黒田とは23歳の年齢差がある。夫の死後、「不行跡」があったとして黒田家を離縁されていて、これが小説の発想の基になっている。
妻を殺した自責の念に苦しめられている黒田を見て、榎本武揚が「あれは今後の日本のために大事な男だから」と瀧子に両手をついて結婚を頼み込んだ。惚れた女と一緒になれば精神的に安定するだろうというわけで。とはいえやはり黒田の酒乱は心配ではあったので、瀧子の幼馴染みで榎本家の馬丁をしていた山代源八に、いざというときには瀧子を守ってやるようにと言い含めて、黒田の馬丁として送り込んだ。
それを知った黒田は、二人の仲を疑い、酔うとそれをネタに理不尽なDVを奮うようになった。瀧子はそれにじっと耐えていたが……。
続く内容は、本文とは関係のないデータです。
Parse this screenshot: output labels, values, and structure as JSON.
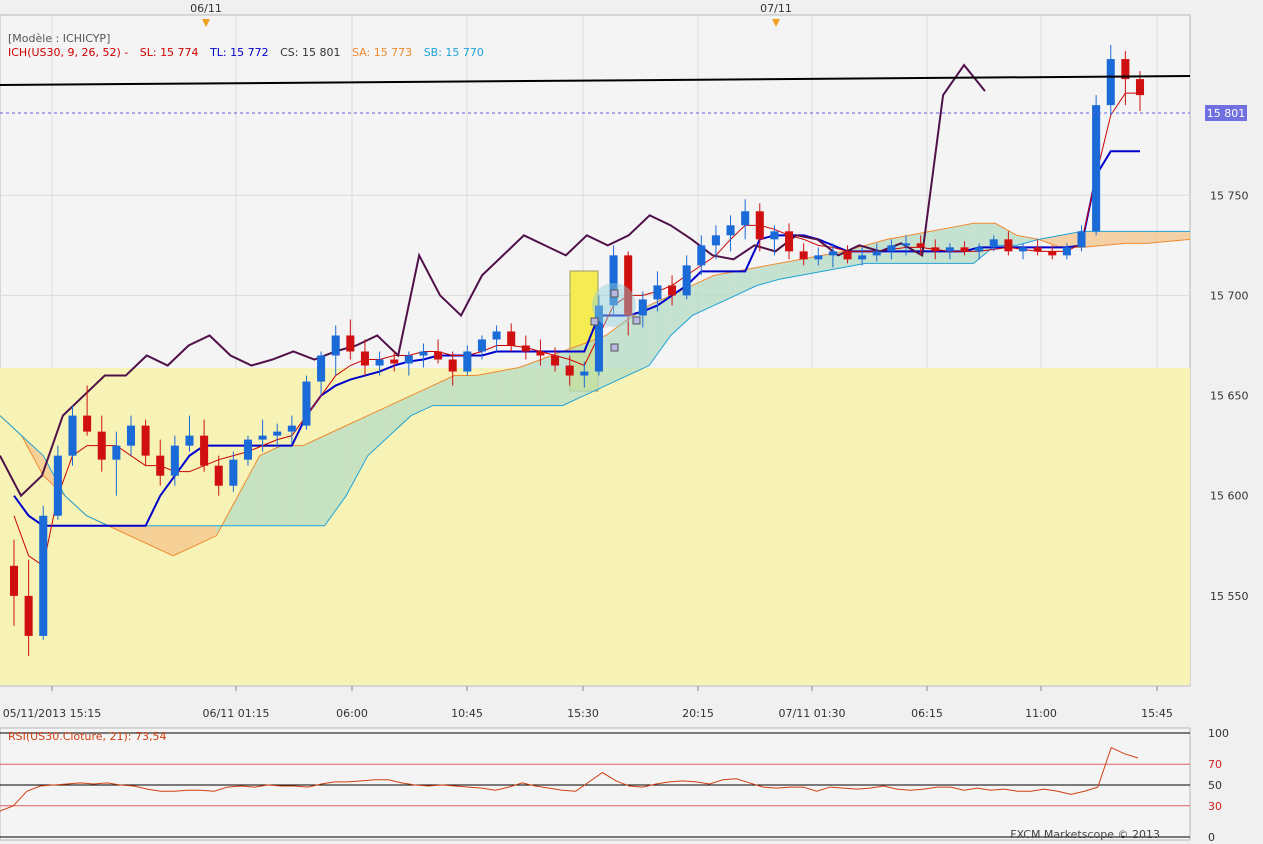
{
  "top_markers": [
    "06/11",
    "07/11"
  ],
  "legend": {
    "model": "[Modèle : ICHICYP]",
    "prefix": "ICH(US30, 9, 26, 52) -",
    "items": [
      {
        "text": "SL: 15 774",
        "color": "#d00000"
      },
      {
        "text": "TL: 15 772",
        "color": "#0000cc"
      },
      {
        "text": "CS: 15 801",
        "color": "#333333"
      },
      {
        "text": "SA: 15 773",
        "color": "#f08a30"
      },
      {
        "text": "SB: 15 770",
        "color": "#1fa3d8"
      }
    ]
  },
  "price_badge": "15 801",
  "rsi": {
    "label": "RSI(US30.Cloture, 21): 73,54",
    "levels": [
      "100",
      "70",
      "50",
      "30",
      "0"
    ],
    "series": [
      25,
      30,
      44,
      49,
      50,
      51,
      52,
      51,
      52,
      50,
      49,
      46,
      44,
      44,
      45,
      45,
      44,
      48,
      49,
      48,
      50,
      49,
      49,
      48,
      51,
      53,
      53,
      54,
      55,
      55,
      52,
      50,
      49,
      50,
      49,
      48,
      47,
      45,
      48,
      52,
      49,
      47,
      45,
      44,
      53,
      62,
      54,
      49,
      48,
      51,
      53,
      54,
      53,
      51,
      55,
      56,
      52,
      48,
      47,
      48,
      48,
      44,
      48,
      47,
      46,
      47,
      49,
      46,
      45,
      46,
      48,
      48,
      45,
      47,
      45,
      46,
      44,
      44,
      46,
      44,
      41,
      44,
      48,
      86,
      80,
      76
    ]
  },
  "footer": "FXCM Marketscope © 2013",
  "chart_data": {
    "type": "candlestick",
    "symbol": "US30",
    "x_ticks": [
      "05/11/2013 15:15",
      "06/11 01:15",
      "06:00",
      "10:45",
      "15:30",
      "20:15",
      "07/11 01:30",
      "06:15",
      "11:00",
      "15:45"
    ],
    "y_ticks": [
      15550,
      15600,
      15650,
      15700,
      15750
    ],
    "ylim": [
      15505,
      15840
    ],
    "current_price": 15801,
    "candles": [
      [
        15565,
        15578,
        15535,
        15550
      ],
      [
        15550,
        15568,
        15520,
        15530
      ],
      [
        15530,
        15595,
        15528,
        15590
      ],
      [
        15590,
        15625,
        15588,
        15620
      ],
      [
        15620,
        15645,
        15615,
        15640
      ],
      [
        15640,
        15655,
        15630,
        15632
      ],
      [
        15632,
        15640,
        15612,
        15618
      ],
      [
        15618,
        15632,
        15600,
        15625
      ],
      [
        15625,
        15640,
        15620,
        15635
      ],
      [
        15635,
        15638,
        15615,
        15620
      ],
      [
        15620,
        15628,
        15605,
        15610
      ],
      [
        15610,
        15630,
        15605,
        15625
      ],
      [
        15625,
        15640,
        15622,
        15630
      ],
      [
        15630,
        15638,
        15612,
        15615
      ],
      [
        15615,
        15620,
        15600,
        15605
      ],
      [
        15605,
        15622,
        15602,
        15618
      ],
      [
        15618,
        15630,
        15615,
        15628
      ],
      [
        15628,
        15638,
        15622,
        15630
      ],
      [
        15630,
        15636,
        15624,
        15632
      ],
      [
        15632,
        15640,
        15626,
        15635
      ],
      [
        15635,
        15660,
        15633,
        15657
      ],
      [
        15657,
        15672,
        15650,
        15670
      ],
      [
        15670,
        15685,
        15660,
        15680
      ],
      [
        15680,
        15688,
        15668,
        15672
      ],
      [
        15672,
        15678,
        15660,
        15665
      ],
      [
        15665,
        15672,
        15660,
        15668
      ],
      [
        15668,
        15672,
        15662,
        15666
      ],
      [
        15666,
        15672,
        15660,
        15670
      ],
      [
        15670,
        15676,
        15664,
        15672
      ],
      [
        15672,
        15678,
        15666,
        15668
      ],
      [
        15668,
        15672,
        15655,
        15662
      ],
      [
        15662,
        15675,
        15660,
        15672
      ],
      [
        15672,
        15680,
        15668,
        15678
      ],
      [
        15678,
        15685,
        15672,
        15682
      ],
      [
        15682,
        15686,
        15672,
        15675
      ],
      [
        15675,
        15680,
        15668,
        15672
      ],
      [
        15672,
        15678,
        15665,
        15670
      ],
      [
        15670,
        15674,
        15662,
        15665
      ],
      [
        15665,
        15670,
        15655,
        15660
      ],
      [
        15660,
        15667,
        15654,
        15662
      ],
      [
        15662,
        15700,
        15660,
        15695
      ],
      [
        15695,
        15725,
        15690,
        15720
      ],
      [
        15720,
        15722,
        15680,
        15690
      ],
      [
        15690,
        15702,
        15684,
        15698
      ],
      [
        15698,
        15712,
        15692,
        15705
      ],
      [
        15705,
        15710,
        15695,
        15700
      ],
      [
        15700,
        15720,
        15698,
        15715
      ],
      [
        15715,
        15730,
        15710,
        15725
      ],
      [
        15725,
        15735,
        15718,
        15730
      ],
      [
        15730,
        15740,
        15722,
        15735
      ],
      [
        15735,
        15748,
        15728,
        15742
      ],
      [
        15742,
        15746,
        15722,
        15728
      ],
      [
        15728,
        15735,
        15720,
        15732
      ],
      [
        15732,
        15736,
        15718,
        15722
      ],
      [
        15722,
        15726,
        15715,
        15718
      ],
      [
        15718,
        15724,
        15715,
        15720
      ],
      [
        15720,
        15726,
        15714,
        15722
      ],
      [
        15722,
        15725,
        15716,
        15718
      ],
      [
        15718,
        15724,
        15715,
        15720
      ],
      [
        15720,
        15726,
        15717,
        15722
      ],
      [
        15722,
        15728,
        15718,
        15725
      ],
      [
        15725,
        15730,
        15720,
        15726
      ],
      [
        15726,
        15730,
        15720,
        15724
      ],
      [
        15724,
        15728,
        15718,
        15722
      ],
      [
        15722,
        15726,
        15718,
        15724
      ],
      [
        15724,
        15727,
        15720,
        15722
      ],
      [
        15722,
        15726,
        15718,
        15724
      ],
      [
        15724,
        15730,
        15722,
        15728
      ],
      [
        15728,
        15732,
        15720,
        15722
      ],
      [
        15722,
        15726,
        15718,
        15724
      ],
      [
        15724,
        15728,
        15720,
        15722
      ],
      [
        15722,
        15725,
        15718,
        15720
      ],
      [
        15720,
        15726,
        15718,
        15724
      ],
      [
        15724,
        15735,
        15722,
        15732
      ],
      [
        15732,
        15800,
        15730,
        15795
      ],
      [
        15795,
        15825,
        15790,
        15818
      ],
      [
        15818,
        15822,
        15795,
        15808
      ],
      [
        15808,
        15812,
        15792,
        15800
      ]
    ],
    "tenkan": [
      15590,
      15570,
      15565,
      15600,
      15620,
      15625,
      15625,
      15625,
      15620,
      15615,
      15615,
      15612,
      15612,
      15615,
      15618,
      15620,
      15622,
      15625,
      15628,
      15630,
      15640,
      15650,
      15660,
      15665,
      15668,
      15668,
      15670,
      15670,
      15672,
      15672,
      15670,
      15670,
      15672,
      15675,
      15675,
      15674,
      15672,
      15670,
      15668,
      15665,
      15680,
      15695,
      15700,
      15700,
      15702,
      15705,
      15710,
      15715,
      15720,
      15728,
      15735,
      15735,
      15733,
      15730,
      15728,
      15725,
      15724,
      15722,
      15722,
      15722,
      15723,
      15724,
      15724,
      15723,
      15722,
      15722,
      15722,
      15723,
      15724,
      15723,
      15722,
      15722,
      15722,
      15726,
      15760,
      15790,
      15801,
      15801
    ],
    "kijun": [
      15600,
      15590,
      15585,
      15585,
      15585,
      15585,
      15585,
      15585,
      15585,
      15585,
      15600,
      15610,
      15620,
      15625,
      15625,
      15625,
      15625,
      15625,
      15625,
      15625,
      15640,
      15650,
      15655,
      15658,
      15660,
      15662,
      15665,
      15667,
      15668,
      15670,
      15670,
      15670,
      15670,
      15672,
      15672,
      15672,
      15672,
      15672,
      15672,
      15672,
      15690,
      15690,
      15690,
      15692,
      15695,
      15700,
      15705,
      15712,
      15712,
      15712,
      15712,
      15728,
      15730,
      15730,
      15730,
      15728,
      15725,
      15722,
      15722,
      15722,
      15722,
      15722,
      15722,
      15722,
      15722,
      15722,
      15724,
      15724,
      15724,
      15724,
      15724,
      15724,
      15724,
      15725,
      15760,
      15772,
      15772,
      15772
    ],
    "chikou": [
      15620,
      15600,
      15610,
      15640,
      15650,
      15660,
      15660,
      15670,
      15665,
      15675,
      15680,
      15670,
      15665,
      15668,
      15672,
      15668,
      15672,
      15675,
      15680,
      15670,
      15720,
      15700,
      15690,
      15710,
      15720,
      15730,
      15725,
      15720,
      15730,
      15725,
      15730,
      15740,
      15735,
      15728,
      15720,
      15718,
      15725,
      15722,
      15730,
      15728,
      15720,
      15725,
      15722,
      15726,
      15720,
      15800,
      15815,
      15802
    ],
    "senkou_a": [
      15640,
      15630,
      15610,
      15600,
      15590,
      15585,
      15580,
      15575,
      15570,
      15575,
      15580,
      15600,
      15620,
      15625,
      15625,
      15630,
      15635,
      15640,
      15645,
      15650,
      15655,
      15660,
      15660,
      15662,
      15664,
      15668,
      15672,
      15676,
      15680,
      15688,
      15695,
      15700,
      15705,
      15710,
      15712,
      15714,
      15716,
      15718,
      15720,
      15722,
      15725,
      15728,
      15730,
      15732,
      15734,
      15736,
      15736,
      15730,
      15728,
      15724,
      15724,
      15725,
      15726,
      15726,
      15727,
      15728
    ],
    "senkou_b": [
      15640,
      15630,
      15620,
      15600,
      15590,
      15585,
      15585,
      15585,
      15585,
      15585,
      15585,
      15585,
      15585,
      15585,
      15585,
      15585,
      15600,
      15620,
      15630,
      15640,
      15645,
      15645,
      15645,
      15645,
      15645,
      15645,
      15645,
      15650,
      15655,
      15660,
      15665,
      15680,
      15690,
      15695,
      15700,
      15705,
      15708,
      15710,
      15712,
      15714,
      15716,
      15716,
      15716,
      15716,
      15716,
      15716,
      15725,
      15725,
      15728,
      15730,
      15732,
      15732,
      15732,
      15732,
      15732,
      15732
    ]
  }
}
これ以上は実際に小説を読んでいただきたい。絢爛たる性の残酷話は、谷崎潤一郎に匹敵する迫力で、この短編連作中第一の傑作になっている。谷崎はヴァンプ(ヴァンパイアからきているようだ)と言われた悪女が好きなので、このヒロインのような、一途な烈女は描かなかったことを思うと、余計に感銘深い。
以上、虚実取り混ぜた日本近代初期女性伝に浸ってみました。
それぞれが置かれた時と場所で懸命に生きて輝いたご婦人たちには、改めて深甚な敬意を表します。